While banks do everything they can to get these people to open bank accounts, it's not always feasible. Some live paycheck to paycheck and need immediate access to their money for everyday expenses.
There are also people who bring in a significant amount of income and still choose a cash-only lifestyle, thanks to the financial crisis that occurred from 2007-2010. It was this crisis that prompted the creation of the Dodd-Frank Act.
Why the Dodd-Frank Act was Created
Congress believed the financial crisis was caused by insufficient regulation of the private financial sector. So the Dodd-Frank Wall Street Reform and Consumer Protection Act was signed into law on July 21, 2010 by Barack Obama and heralded some of the most significant changes in financial regulation since the Great Depression.
This act was intended to stabilize the economy, and prevent further collapse of major financial institutions like that of Lehmann Brothers -- a firm that survived the railroad bankruptcies of the 1800s, the Great Depression in the 1930s, and both world wars, only to fall into bankruptcy by getting involved in the subprime mortgage market just prior to the collapse of the U.S. housing market.
But there are people who say this act is not providing the stabilization it claims. Like the House Financial Services Committee Chairman Jeb Hensarling, who says the act has done anything but stabilize the economy or prevent financial collapse and may have even led us into financial collapse.
For consumers, the Dodd-Frank Act protects borrowers from abusive lending and mortgage practices often seen from banks. And, for lenders, it places heavy restrictions for mitigating their potential risks, forcing them to cut back on administering loans.
Dodd-Frank also subjects banks to some heavy regulations that require them to be broken up if they ever become too big to fail. This means they would get regulated by the Federal Reserve, and may have to increase their required on-hand reserve and develop a plan to quickly shut themselves down if they run out of money.

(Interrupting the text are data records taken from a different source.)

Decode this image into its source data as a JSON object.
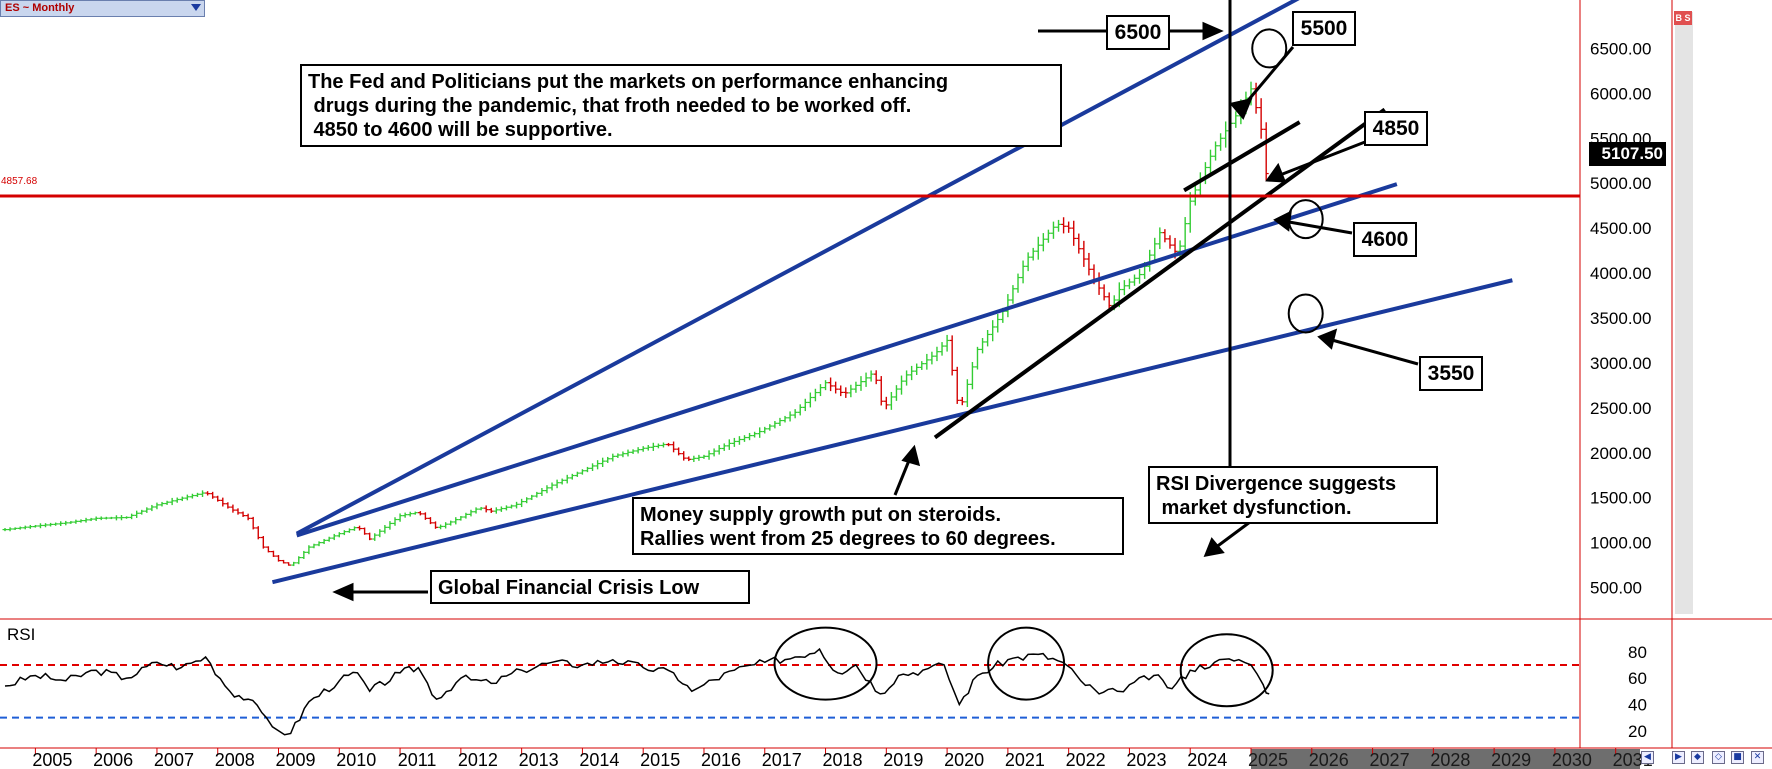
{
  "symbol": {
    "label": "ES ~ Monthly"
  },
  "chart_data": {
    "type": "bar",
    "title": "",
    "price_axis": {
      "range": [
        250,
        6950
      ],
      "ticks": [
        "6500.00",
        "6000.00",
        "5500.00",
        "5000.00",
        "4500.00",
        "4000.00",
        "3500.00",
        "3000.00",
        "2500.00",
        "2000.00",
        "1500.00",
        "1000.00",
        "500.00"
      ]
    },
    "time_axis": {
      "range": [
        2004.5,
        2031.4
      ],
      "labels": [
        "2005",
        "2006",
        "2007",
        "2008",
        "2009",
        "2010",
        "2011",
        "2012",
        "2013",
        "2014",
        "2015",
        "2016",
        "2017",
        "2018",
        "2019",
        "2020",
        "2021",
        "2022",
        "2023",
        "2024",
        "2025",
        "2026",
        "2027",
        "2028",
        "2029",
        "2030",
        "2031"
      ],
      "future_from": 2025.0
    },
    "last_price": {
      "value": 5107.5,
      "label": "5107.50"
    },
    "reference_line": {
      "value": 4857.68,
      "label": "4857.68",
      "color": "#d40000"
    },
    "price_series": [
      [
        2004.5,
        1145
      ],
      [
        2005.0,
        1185
      ],
      [
        2005.5,
        1220
      ],
      [
        2006.0,
        1270
      ],
      [
        2006.5,
        1280
      ],
      [
        2007.0,
        1420
      ],
      [
        2007.5,
        1510
      ],
      [
        2007.8,
        1560
      ],
      [
        2008.2,
        1380
      ],
      [
        2008.5,
        1270
      ],
      [
        2008.75,
        950
      ],
      [
        2009.0,
        800
      ],
      [
        2009.2,
        740
      ],
      [
        2009.5,
        950
      ],
      [
        2010.0,
        1100
      ],
      [
        2010.3,
        1180
      ],
      [
        2010.5,
        1040
      ],
      [
        2011.0,
        1300
      ],
      [
        2011.3,
        1340
      ],
      [
        2011.6,
        1160
      ],
      [
        2011.9,
        1250
      ],
      [
        2012.3,
        1390
      ],
      [
        2012.5,
        1350
      ],
      [
        2012.9,
        1420
      ],
      [
        2013.5,
        1640
      ],
      [
        2014.0,
        1800
      ],
      [
        2014.5,
        1960
      ],
      [
        2015.0,
        2050
      ],
      [
        2015.4,
        2100
      ],
      [
        2015.7,
        1920
      ],
      [
        2016.0,
        1960
      ],
      [
        2016.4,
        2100
      ],
      [
        2016.9,
        2230
      ],
      [
        2017.5,
        2450
      ],
      [
        2018.0,
        2780
      ],
      [
        2018.3,
        2650
      ],
      [
        2018.8,
        2900
      ],
      [
        2018.95,
        2480
      ],
      [
        2019.3,
        2850
      ],
      [
        2019.8,
        3100
      ],
      [
        2020.0,
        3250
      ],
      [
        2020.2,
        2450
      ],
      [
        2020.5,
        3150
      ],
      [
        2020.9,
        3550
      ],
      [
        2021.3,
        4150
      ],
      [
        2021.8,
        4550
      ],
      [
        2022.0,
        4500
      ],
      [
        2022.4,
        3950
      ],
      [
        2022.7,
        3600
      ],
      [
        2022.8,
        3800
      ],
      [
        2023.2,
        4000
      ],
      [
        2023.5,
        4450
      ],
      [
        2023.8,
        4200
      ],
      [
        2024.0,
        4800
      ],
      [
        2024.4,
        5400
      ],
      [
        2024.8,
        5800
      ],
      [
        2025.0,
        6050
      ],
      [
        2025.1,
        5800
      ],
      [
        2025.2,
        5500
      ],
      [
        2025.25,
        5107.5
      ]
    ],
    "trendlines": [
      {
        "color": "#1a3a9c",
        "points": [
          [
            2009.3,
            1100
          ],
          [
            2025.9,
            7100
          ]
        ]
      },
      {
        "color": "#1a3a9c",
        "points": [
          [
            2009.3,
            1080
          ],
          [
            2027.4,
            4990
          ]
        ]
      },
      {
        "color": "#1a3a9c",
        "points": [
          [
            2008.9,
            560
          ],
          [
            2029.3,
            3920
          ]
        ]
      },
      {
        "color": "#000000",
        "points": [
          [
            2019.8,
            2170
          ],
          [
            2027.2,
            5820
          ]
        ]
      },
      {
        "color": "#000000",
        "points": [
          [
            2023.9,
            4920
          ],
          [
            2025.8,
            5680
          ]
        ]
      }
    ],
    "circles": [
      [
        2025.3,
        6500
      ],
      [
        2025.9,
        4600
      ],
      [
        2025.9,
        3550
      ]
    ],
    "rsi": {
      "label": "RSI",
      "range": [
        10,
        95
      ],
      "ticks": [
        "80",
        "60",
        "40",
        "20"
      ],
      "overbought": 70,
      "oversold": 30,
      "series": [
        [
          2004.5,
          54
        ],
        [
          2005.0,
          62
        ],
        [
          2005.5,
          58
        ],
        [
          2006.0,
          66
        ],
        [
          2006.5,
          60
        ],
        [
          2007.0,
          72
        ],
        [
          2007.4,
          68
        ],
        [
          2007.8,
          76
        ],
        [
          2008.2,
          50
        ],
        [
          2008.5,
          44
        ],
        [
          2008.8,
          30
        ],
        [
          2009.0,
          20
        ],
        [
          2009.2,
          18
        ],
        [
          2009.5,
          42
        ],
        [
          2010.0,
          58
        ],
        [
          2010.3,
          64
        ],
        [
          2010.5,
          50
        ],
        [
          2011.0,
          64
        ],
        [
          2011.3,
          68
        ],
        [
          2011.6,
          44
        ],
        [
          2012.0,
          60
        ],
        [
          2012.5,
          56
        ],
        [
          2013.0,
          66
        ],
        [
          2013.5,
          72
        ],
        [
          2014.0,
          70
        ],
        [
          2014.5,
          74
        ],
        [
          2015.0,
          68
        ],
        [
          2015.5,
          64
        ],
        [
          2015.8,
          50
        ],
        [
          2016.0,
          55
        ],
        [
          2016.5,
          66
        ],
        [
          2017.0,
          72
        ],
        [
          2017.5,
          76
        ],
        [
          2017.9,
          82
        ],
        [
          2018.2,
          64
        ],
        [
          2018.5,
          70
        ],
        [
          2018.9,
          48
        ],
        [
          2019.2,
          62
        ],
        [
          2019.6,
          66
        ],
        [
          2019.95,
          70
        ],
        [
          2020.2,
          40
        ],
        [
          2020.5,
          62
        ],
        [
          2021.0,
          74
        ],
        [
          2021.5,
          78
        ],
        [
          2021.9,
          72
        ],
        [
          2022.2,
          58
        ],
        [
          2022.5,
          48
        ],
        [
          2022.8,
          50
        ],
        [
          2023.0,
          55
        ],
        [
          2023.4,
          62
        ],
        [
          2023.7,
          52
        ],
        [
          2024.0,
          66
        ],
        [
          2024.4,
          72
        ],
        [
          2024.8,
          74
        ],
        [
          2025.0,
          70
        ],
        [
          2025.2,
          55
        ],
        [
          2025.3,
          48
        ]
      ],
      "circles": [
        [
          2018.0,
          71
        ],
        [
          2021.3,
          71
        ],
        [
          2024.6,
          66
        ]
      ]
    },
    "annotations": [
      {
        "text": "The Fed and Politicians put the markets on performance enhancing\n drugs during the pandemic, that froth needed to be worked off.\n 4850 to 4600 will be supportive."
      },
      {
        "text": "Money supply growth put on steroids.\nRallies went from 25 degrees to 60 degrees."
      },
      {
        "text": "RSI Divergence suggests\n market dysfunction."
      },
      {
        "text": "Global Financial Crisis Low"
      },
      {
        "text": "6500"
      },
      {
        "text": "5500"
      },
      {
        "text": "4850"
      },
      {
        "text": "4600"
      },
      {
        "text": "3550"
      }
    ]
  },
  "toolbar": {
    "badge": "B S"
  },
  "colors": {
    "up": "#33cc33",
    "down": "#d40000",
    "trend_blue": "#1a3a9c",
    "ref": "#d40000"
  }
}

There's More to Dodd-Frank than Meets the Eye
At first glance, this act appears to be straightforward, serving as a protection for both consumers and lenders. However, while the Dodd-Frank act puts some heavy financial regulations in place that many top financial experts agree with, President Trump sees a harmful side-effect that others don't see. And he wants to relax these financial regulations because the provisions of the act are too restrictive. Trump recognizes that these restrictions are preventing successful business people from being able to borrow money, which is only going to hurt the economy.
Laura MacCleery, vice president of consumer policy and mobilization for Consumer Reports, told the Los Angeles Times, "Dodd-Frank was put into place to raise standards for financial firms and ensure consumers are treated more fairly and honestly. If we roll back these critical standards, we will once again be putting consumers and the economy at an intolerable risk."
But there are people who see it a different way. They see the economy at risk because of Dodd-Frank.
According to Bloomberg.com, Trump wants to dismantle the Dodd-Frank Act and replace it with new policies to create growth in the economy. But he's having a difficult time getting others to recognize the economical damage that will occur when businesses can't get loans.
Dodd-Frank puts Loans out of Reach
While some people may not agree with completely obliterating Dodd-Frank, many support a hefty revision. Subprime lending has become extremely expensive for consumers (Americans paid $141B in fees and interest last year according to this report), and analysts claim this is due to a funding gap inadvertently created by Dodd-Frank.
Apparently, the compliance regulations imposed on banks by this act have made it more expensive for them to operate -- and they're passing that cost onto the consumer. Because of associated costs, some lenders are unwilling to process loans under $100k, making it difficult for small businesses. And if small businesses can't get loans, they can't create jobs. If the economy is going to grow, we need more jobs.
An Improved Economy means Restored Trust in Financial Institutions
It's a sign of intense times when people are willing to risk their life savings being obliterated by fire, flood, or sticky fingered friends. And that's exactly what Trump is trying to change.
But it's a gradual process. So if you're waiting for the economy to boom before you put your trust in a financial institution, you better start sizing up to get a bigger mattress so your friends don't see that green paper sticking out. While Trump is doing everything he can to turn the economy around, it's not going to happen overnight.
President Trump has the unique opportunity to make the changes necessary to create an economic boom, and if he can make it happen, he just might cause some of the mattress-money-stuffers to start trusting financial institutions again.